I lost it. Completely.
My will, broken, shattered. My focus vanished. My desire to do anything? Pfft! Gone. I began to wonder “Why?” Why I lost that job that looked so promising. Why I had to move when it wasn’t even me that was at fault – I was set to be homeless, thanks to the government and the property manager. Why was I still without work even over the Christmas/Hanukkah/Kwanzaa holiday. Why the bills piled up…and why no source of funds, even from the government. Why life, yet again, seemed insurmountable. Why it seemed to always feel like ten steps forward, fifteen back. So many things I began to ask “Why” questions about.
There’s this one: With my will in tatters, my heart about as badly taken, my focus on my goals gone, I focused on writing on a “thing” for lack of a better word, that won’t see the light of day, is a means of escape. Nothing was real but yet the “whys” piled up. My writing on my blog, that was giving me so much joy, was now a royal pain in the arse. So, I ran back to this “thing” I was writing and hiding on Google drive and really getting lost.
I mean really lost. My edge, my salvation, my…soul, honestly. I met a man and thought to myself, “I’ve lost track of what I have to offer anyone.” It’s depressing and yet, there’s truth to that. What have I done of late that has been of benefit to anyone? That question was roaming through my head. I was locked into the darkness in my mind, believe it or not, through writing. But it wasn’t the truth – MY truth. It was make-believe.
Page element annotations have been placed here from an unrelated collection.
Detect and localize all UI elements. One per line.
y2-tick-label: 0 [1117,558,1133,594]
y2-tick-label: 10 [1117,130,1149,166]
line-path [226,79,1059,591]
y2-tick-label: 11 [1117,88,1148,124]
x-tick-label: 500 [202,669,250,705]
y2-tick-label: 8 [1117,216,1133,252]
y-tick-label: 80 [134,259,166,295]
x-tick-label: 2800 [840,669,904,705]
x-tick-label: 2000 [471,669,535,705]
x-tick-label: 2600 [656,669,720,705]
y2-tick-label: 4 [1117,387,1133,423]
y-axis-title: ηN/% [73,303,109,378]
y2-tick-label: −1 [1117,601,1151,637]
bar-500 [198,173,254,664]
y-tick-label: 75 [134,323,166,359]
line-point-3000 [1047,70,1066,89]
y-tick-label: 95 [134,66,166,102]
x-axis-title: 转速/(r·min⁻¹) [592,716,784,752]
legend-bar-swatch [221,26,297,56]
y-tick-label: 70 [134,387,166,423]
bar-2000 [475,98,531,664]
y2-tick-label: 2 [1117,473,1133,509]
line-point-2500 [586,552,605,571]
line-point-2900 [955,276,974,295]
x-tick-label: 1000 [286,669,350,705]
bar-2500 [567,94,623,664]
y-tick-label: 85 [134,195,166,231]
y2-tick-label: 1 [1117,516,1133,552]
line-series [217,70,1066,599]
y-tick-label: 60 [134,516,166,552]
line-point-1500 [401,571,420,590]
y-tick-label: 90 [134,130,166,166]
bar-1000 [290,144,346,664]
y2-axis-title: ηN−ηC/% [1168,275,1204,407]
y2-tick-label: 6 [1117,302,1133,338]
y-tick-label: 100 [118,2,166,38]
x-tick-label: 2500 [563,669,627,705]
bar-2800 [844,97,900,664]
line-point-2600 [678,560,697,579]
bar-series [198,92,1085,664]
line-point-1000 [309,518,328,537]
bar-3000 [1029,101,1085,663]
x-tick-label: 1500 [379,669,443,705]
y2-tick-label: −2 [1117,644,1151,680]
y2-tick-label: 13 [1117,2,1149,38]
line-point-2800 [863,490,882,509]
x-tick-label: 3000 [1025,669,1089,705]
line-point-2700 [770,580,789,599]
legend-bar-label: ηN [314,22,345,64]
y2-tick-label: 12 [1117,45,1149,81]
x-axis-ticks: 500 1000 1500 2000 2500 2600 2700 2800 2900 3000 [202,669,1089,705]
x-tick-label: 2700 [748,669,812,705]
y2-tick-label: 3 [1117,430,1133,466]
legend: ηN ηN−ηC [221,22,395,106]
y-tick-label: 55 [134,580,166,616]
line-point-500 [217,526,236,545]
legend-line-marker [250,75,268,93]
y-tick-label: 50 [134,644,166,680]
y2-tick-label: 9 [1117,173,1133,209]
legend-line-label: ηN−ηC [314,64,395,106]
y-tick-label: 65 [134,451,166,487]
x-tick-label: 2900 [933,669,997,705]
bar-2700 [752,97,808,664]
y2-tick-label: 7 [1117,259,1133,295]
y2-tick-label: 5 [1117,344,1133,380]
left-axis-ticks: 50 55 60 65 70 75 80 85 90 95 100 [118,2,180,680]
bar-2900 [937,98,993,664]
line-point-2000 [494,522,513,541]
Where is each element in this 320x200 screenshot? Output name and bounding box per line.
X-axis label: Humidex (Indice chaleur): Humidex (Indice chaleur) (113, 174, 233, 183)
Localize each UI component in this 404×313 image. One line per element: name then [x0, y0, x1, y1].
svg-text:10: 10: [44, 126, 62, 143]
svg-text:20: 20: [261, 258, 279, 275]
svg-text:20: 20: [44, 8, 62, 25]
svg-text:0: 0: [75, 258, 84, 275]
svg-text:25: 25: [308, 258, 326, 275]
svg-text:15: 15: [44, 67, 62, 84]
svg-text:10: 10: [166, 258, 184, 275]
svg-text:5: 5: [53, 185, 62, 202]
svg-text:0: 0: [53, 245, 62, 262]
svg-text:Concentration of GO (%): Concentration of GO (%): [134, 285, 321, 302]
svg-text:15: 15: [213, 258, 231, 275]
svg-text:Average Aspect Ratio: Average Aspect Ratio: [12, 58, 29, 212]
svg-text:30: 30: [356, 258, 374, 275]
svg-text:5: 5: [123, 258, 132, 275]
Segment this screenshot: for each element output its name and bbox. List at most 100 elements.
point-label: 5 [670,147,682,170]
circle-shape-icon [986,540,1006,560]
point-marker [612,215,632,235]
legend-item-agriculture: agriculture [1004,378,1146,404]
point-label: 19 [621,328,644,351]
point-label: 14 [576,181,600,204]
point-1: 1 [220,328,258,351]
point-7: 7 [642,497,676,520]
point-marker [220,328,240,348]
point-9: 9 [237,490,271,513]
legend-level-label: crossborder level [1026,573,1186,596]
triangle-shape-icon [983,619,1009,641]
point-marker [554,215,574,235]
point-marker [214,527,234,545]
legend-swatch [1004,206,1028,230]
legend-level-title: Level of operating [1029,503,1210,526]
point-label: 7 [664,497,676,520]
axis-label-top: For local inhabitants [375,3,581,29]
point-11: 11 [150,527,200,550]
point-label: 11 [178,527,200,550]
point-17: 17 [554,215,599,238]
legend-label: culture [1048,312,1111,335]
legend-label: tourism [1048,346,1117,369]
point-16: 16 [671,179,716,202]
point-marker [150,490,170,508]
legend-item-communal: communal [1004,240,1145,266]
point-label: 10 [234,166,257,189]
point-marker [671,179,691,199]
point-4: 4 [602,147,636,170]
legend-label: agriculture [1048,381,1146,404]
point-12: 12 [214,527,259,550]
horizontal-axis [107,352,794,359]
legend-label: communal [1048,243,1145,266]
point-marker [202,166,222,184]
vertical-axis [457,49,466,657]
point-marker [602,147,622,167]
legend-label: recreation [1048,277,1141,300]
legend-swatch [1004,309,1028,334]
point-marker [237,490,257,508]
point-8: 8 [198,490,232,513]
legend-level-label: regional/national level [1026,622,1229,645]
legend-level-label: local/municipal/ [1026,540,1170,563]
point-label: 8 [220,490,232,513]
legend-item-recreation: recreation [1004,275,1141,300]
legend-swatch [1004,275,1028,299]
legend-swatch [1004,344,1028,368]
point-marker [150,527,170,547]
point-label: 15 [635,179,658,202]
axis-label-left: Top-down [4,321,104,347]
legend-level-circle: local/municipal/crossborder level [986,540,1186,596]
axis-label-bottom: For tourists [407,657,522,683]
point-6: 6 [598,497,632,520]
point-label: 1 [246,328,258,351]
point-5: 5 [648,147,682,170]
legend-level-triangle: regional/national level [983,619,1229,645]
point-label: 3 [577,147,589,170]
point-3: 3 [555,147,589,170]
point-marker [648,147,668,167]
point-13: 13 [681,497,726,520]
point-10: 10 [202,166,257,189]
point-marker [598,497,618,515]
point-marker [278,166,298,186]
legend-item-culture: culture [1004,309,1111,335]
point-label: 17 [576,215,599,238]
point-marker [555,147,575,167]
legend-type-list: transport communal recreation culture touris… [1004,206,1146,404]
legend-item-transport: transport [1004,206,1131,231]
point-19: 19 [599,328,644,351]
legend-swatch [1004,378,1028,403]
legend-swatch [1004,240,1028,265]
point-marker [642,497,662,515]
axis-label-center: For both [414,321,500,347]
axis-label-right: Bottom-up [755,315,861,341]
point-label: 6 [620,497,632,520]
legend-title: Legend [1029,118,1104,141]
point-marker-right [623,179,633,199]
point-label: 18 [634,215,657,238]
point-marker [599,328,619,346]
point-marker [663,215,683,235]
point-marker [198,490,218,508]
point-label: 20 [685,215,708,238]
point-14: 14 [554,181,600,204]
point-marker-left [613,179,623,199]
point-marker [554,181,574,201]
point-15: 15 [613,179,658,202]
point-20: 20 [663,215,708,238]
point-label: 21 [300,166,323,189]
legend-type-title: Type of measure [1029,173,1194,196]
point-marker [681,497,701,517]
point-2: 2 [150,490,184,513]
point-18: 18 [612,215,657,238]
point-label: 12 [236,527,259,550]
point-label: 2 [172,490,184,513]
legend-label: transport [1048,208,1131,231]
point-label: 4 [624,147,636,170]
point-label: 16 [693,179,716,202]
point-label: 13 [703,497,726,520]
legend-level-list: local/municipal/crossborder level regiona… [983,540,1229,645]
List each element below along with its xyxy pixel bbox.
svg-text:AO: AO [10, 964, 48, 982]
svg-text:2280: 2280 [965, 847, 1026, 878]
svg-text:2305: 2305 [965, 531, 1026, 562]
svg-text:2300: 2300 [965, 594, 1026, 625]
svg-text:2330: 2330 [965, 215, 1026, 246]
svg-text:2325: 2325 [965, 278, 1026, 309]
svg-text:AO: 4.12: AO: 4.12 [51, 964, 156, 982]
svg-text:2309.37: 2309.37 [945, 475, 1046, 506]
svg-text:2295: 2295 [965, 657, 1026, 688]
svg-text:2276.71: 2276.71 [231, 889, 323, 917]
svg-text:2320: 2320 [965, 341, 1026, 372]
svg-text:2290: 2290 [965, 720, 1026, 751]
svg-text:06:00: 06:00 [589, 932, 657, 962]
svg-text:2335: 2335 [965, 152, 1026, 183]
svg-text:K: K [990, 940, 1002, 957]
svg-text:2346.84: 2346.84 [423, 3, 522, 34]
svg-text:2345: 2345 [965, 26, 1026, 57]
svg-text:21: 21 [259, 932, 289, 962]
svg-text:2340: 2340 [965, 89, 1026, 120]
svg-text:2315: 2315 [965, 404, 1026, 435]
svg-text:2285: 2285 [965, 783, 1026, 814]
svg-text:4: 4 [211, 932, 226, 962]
Believe it or not, the reason I have been writing – at all – is to escape the harsh realities of life, at least of late. My make-believe word of where I’m the heroine, the man is my true love forever and yet the frustrations of KEEPING my life in balance (i.e. there’s the ‘drama queen’ in my coming through) is all too enticing as it’s in a “palace” and everything’s wonderful. No bills to pay. No creditors calling me asking where my payment is to get things up-to-date. No having to face the fact I have no money. I hide. I bury myself.
I am lost. To everyone, even myself.
I must say this much, the truest reason I write, while seemingly complicated, but I guess it isn’t. It’s my soul that is reflected in the words I express, even if I use the allegory. I don’t have to go on Facebook to “dump trash” when I can come here and lament about it, toss into a syllable counter and BAM! One poem is born. I can write prose here, as I am and my heart, my mind, and my soul are never judged. I may not get many “likes” but at least it’s there and I’m learning that the material that doesn’t go over well can be recreated into something else that’s much better.
For those that have been “liking” this page, I thank you. For those that have wondered what happened? “Life” happened and, like the groundhog set to emerge in a matter of a week and a half to forecast spring – in the US, anyway – I buried myself DEEP underground so no one could find me or even get close. I do that. It may be for survival but I know it’s harmful – it keeps me away from others – especially where my soul belongs: on the written page.